The following blog entry is written from a defendant’s position during the early stages of litigation. Reviewing this kind of briefing should help potential plaintiffs and clients better understand how parties in personal injury cases present such issues to the court.
(Please note: the names and locations of all parties have been changed to protect the confidentiality of the participants in this medical malpractice/personal injury case and its proceedings.)
Plaintiff Signed the Conditions of Services Agreement and is Bound by Its Provisions.
The Conditions of Services form was signed and dated November 3, 2003, prior to the bulk of the treatment provided at UMC and by Dr. Cruz, and two days prior to the subject surgery. California law uniformly holds that one who signs an instrument may not avoid the impact of its terms on the grounds that she failed to read it before signing. In Hoffman v. Sports Car Club of America (1986) 180 Cal.App.3d 119, the plaintiff, a driver injured while participating in a sports car race, sought to avoid the impact of a release agreement on the ground that he failed to read it before signing. In affirming the trial court’s grant of defendants’ motion for summary judgment, the Court of Appeal stated:
[M]istake, as plaintiff has argued it, is not a viable ground for not enforcing the release. His position on this point we liken to a person who comments upon leaving the movie, Had I known what it was about, I never would have bought a ticket. In sum, plaintiff cannot now claim he was mistaken about what was in the release when he failed to read it before signing [Citation]. Id. at 126.
Plaintiff cannot now claim that he did not read or appreciate the terms of the Conditions of Services agreement that was signed after his admission to UMC. Plaintiff was given the opportunity to read and review the document, he signed it and is therefore bound by its provisions.
Any explanation as to his lack of understanding about the relationship between UMC and Dr. Cruz (i.e., he had many papers to sign and was in pain) is irrelevant. In the case of Randas v. YMCA of Metropolitan Los Angeles (1993) 17 Cal.App.4th 158 [21 Cal.Rptr.2d 245] the plaintiff argued that she was literate in Greek but not English and therefore could not read the subject agreement. The Court of Appeal stated that the plaintiffs contention is not well taken , and suggested that the plaintiff should have had the instrument read to her. Id. at 163.

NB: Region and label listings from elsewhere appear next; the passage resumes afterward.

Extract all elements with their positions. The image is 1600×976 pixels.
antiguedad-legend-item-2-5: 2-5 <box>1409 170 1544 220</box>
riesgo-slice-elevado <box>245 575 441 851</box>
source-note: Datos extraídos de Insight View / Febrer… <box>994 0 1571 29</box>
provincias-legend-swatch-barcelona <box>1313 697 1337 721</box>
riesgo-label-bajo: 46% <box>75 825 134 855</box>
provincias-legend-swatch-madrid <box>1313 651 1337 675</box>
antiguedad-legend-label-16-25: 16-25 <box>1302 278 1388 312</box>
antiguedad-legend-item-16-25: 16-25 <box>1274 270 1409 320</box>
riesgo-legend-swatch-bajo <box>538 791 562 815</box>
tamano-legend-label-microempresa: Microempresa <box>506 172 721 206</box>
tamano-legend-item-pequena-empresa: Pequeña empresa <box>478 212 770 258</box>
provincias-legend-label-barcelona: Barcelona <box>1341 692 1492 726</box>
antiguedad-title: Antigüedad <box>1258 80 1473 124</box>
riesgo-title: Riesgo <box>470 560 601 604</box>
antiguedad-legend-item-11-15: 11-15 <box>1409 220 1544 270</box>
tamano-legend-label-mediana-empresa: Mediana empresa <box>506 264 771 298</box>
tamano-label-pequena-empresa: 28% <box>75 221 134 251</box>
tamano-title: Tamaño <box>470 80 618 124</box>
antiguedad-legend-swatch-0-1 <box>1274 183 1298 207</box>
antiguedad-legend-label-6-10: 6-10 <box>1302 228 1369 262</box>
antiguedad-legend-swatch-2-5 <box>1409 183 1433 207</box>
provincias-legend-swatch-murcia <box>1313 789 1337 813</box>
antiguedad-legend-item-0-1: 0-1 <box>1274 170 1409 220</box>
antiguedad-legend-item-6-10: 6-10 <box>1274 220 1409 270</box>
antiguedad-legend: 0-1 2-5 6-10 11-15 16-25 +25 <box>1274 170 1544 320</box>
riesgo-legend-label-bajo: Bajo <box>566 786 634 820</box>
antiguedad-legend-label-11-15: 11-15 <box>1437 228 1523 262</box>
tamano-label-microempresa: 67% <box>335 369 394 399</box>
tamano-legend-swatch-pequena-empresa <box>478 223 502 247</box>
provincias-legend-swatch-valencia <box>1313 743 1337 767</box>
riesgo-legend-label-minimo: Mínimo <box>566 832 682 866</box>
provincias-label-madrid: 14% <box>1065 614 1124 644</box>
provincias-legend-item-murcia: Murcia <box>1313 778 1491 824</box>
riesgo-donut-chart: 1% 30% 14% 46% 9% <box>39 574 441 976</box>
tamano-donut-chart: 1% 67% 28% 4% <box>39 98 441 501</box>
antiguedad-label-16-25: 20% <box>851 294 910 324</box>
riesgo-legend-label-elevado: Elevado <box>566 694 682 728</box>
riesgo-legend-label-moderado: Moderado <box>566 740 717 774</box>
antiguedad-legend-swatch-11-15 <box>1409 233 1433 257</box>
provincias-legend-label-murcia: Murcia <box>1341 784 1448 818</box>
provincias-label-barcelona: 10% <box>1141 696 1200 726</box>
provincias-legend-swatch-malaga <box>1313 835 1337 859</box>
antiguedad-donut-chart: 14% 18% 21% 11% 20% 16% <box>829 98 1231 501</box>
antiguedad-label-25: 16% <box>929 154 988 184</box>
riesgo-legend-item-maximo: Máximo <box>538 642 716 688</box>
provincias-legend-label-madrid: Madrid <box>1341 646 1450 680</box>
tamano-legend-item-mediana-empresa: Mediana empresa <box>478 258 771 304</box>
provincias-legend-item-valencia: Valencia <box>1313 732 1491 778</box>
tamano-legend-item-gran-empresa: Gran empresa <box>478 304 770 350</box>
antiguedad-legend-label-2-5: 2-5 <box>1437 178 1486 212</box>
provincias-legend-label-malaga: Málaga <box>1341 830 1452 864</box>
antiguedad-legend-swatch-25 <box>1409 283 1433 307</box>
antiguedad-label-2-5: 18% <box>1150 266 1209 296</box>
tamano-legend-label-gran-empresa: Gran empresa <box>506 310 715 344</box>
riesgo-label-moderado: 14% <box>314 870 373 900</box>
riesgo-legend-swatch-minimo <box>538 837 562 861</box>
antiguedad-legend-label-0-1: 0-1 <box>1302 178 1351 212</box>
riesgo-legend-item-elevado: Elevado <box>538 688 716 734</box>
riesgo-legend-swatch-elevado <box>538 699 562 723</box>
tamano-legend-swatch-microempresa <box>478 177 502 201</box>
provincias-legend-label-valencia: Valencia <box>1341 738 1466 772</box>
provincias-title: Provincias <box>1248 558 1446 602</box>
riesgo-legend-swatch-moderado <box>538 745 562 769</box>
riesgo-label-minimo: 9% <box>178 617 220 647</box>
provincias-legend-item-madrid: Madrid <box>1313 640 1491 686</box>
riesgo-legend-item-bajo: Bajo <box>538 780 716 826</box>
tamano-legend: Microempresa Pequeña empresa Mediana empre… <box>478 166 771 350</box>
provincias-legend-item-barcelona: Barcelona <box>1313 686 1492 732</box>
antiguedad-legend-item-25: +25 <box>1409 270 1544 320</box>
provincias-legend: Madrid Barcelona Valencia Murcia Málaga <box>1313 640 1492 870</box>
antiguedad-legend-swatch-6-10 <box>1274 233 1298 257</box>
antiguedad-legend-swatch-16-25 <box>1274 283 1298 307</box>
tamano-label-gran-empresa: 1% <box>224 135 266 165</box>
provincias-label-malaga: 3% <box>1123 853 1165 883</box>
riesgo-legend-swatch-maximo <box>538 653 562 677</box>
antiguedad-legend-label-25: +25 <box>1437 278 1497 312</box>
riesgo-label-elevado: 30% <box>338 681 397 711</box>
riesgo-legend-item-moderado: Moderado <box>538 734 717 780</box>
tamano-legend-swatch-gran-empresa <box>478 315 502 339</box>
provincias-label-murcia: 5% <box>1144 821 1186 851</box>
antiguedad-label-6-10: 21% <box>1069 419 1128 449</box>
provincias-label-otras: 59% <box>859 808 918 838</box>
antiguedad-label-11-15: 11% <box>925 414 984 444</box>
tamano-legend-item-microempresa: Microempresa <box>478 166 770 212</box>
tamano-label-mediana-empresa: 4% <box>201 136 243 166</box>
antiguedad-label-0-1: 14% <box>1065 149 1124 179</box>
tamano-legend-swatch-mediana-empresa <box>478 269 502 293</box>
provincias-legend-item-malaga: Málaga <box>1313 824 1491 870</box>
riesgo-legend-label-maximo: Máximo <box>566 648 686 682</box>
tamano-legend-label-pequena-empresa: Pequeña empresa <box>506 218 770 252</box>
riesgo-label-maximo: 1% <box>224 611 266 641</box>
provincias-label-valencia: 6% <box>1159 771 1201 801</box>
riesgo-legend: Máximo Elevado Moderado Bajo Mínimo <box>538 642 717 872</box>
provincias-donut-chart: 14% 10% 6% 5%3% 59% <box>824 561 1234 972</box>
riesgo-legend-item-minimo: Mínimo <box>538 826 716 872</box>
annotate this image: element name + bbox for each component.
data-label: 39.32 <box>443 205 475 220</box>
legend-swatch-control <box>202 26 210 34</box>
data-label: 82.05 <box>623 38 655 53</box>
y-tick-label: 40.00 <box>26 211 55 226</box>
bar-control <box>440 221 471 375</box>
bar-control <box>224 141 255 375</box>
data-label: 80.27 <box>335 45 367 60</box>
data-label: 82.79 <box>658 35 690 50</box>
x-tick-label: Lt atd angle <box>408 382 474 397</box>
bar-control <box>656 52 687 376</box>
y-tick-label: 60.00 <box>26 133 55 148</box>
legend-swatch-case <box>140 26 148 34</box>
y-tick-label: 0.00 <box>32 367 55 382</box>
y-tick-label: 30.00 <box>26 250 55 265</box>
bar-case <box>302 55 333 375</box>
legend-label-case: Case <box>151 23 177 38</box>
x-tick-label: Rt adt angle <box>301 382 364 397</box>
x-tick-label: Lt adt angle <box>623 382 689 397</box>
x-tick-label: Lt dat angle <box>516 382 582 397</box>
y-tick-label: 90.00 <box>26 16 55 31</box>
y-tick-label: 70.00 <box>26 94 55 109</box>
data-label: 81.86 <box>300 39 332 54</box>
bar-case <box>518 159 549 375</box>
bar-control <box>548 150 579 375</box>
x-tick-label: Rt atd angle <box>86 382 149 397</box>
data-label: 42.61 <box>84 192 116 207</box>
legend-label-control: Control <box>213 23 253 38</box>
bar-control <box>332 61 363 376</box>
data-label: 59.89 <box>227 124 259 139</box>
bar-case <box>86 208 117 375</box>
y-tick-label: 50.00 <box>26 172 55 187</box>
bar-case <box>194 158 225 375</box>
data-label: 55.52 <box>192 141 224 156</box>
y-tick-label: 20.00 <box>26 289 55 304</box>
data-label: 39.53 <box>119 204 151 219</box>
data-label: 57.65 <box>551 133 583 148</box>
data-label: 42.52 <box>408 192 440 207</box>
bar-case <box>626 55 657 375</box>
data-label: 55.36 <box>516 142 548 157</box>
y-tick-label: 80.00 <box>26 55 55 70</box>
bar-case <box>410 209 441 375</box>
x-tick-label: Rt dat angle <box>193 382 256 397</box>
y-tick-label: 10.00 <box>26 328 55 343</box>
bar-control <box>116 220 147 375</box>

For these reasons plaintiff cannot meet the test of Mejia, supra, to establish an ostensible agency relationship between independent contractor physicians and hospital in order to impute their alleged liability upon UMC. Plaintiff had actual notice through the Conditions of Services agreement and cannot satisfy the first of the three-part test for ostensible agency (the plaintiff believed that the physician was an agent of the hospital, and this belief was reasonable [Mejia, supra, 1156 -1157); and he has presented no evidence in support of the second of the three tests, that his belief must be generated by some act or neglect of UMC. (Id.)
Plaintiffs Have Failed to Meet Their Substantive Burden Entitling Them to Summary Judgment/ Adjudication
Plaintiffs have failed to establish in their moving papers that Dr. Cruz was an agent or employee of UMC. Plaintiffs have thus failed to meet their burden. Notwithstanding, UMC has established by the aforementioned evidence that Dr. Cruz is not a UMC employee or agent, or at a minimum, that there is a triable issue as to whether Dr. Cruz is a UMC agent. Either way, summary adjudication must be denied.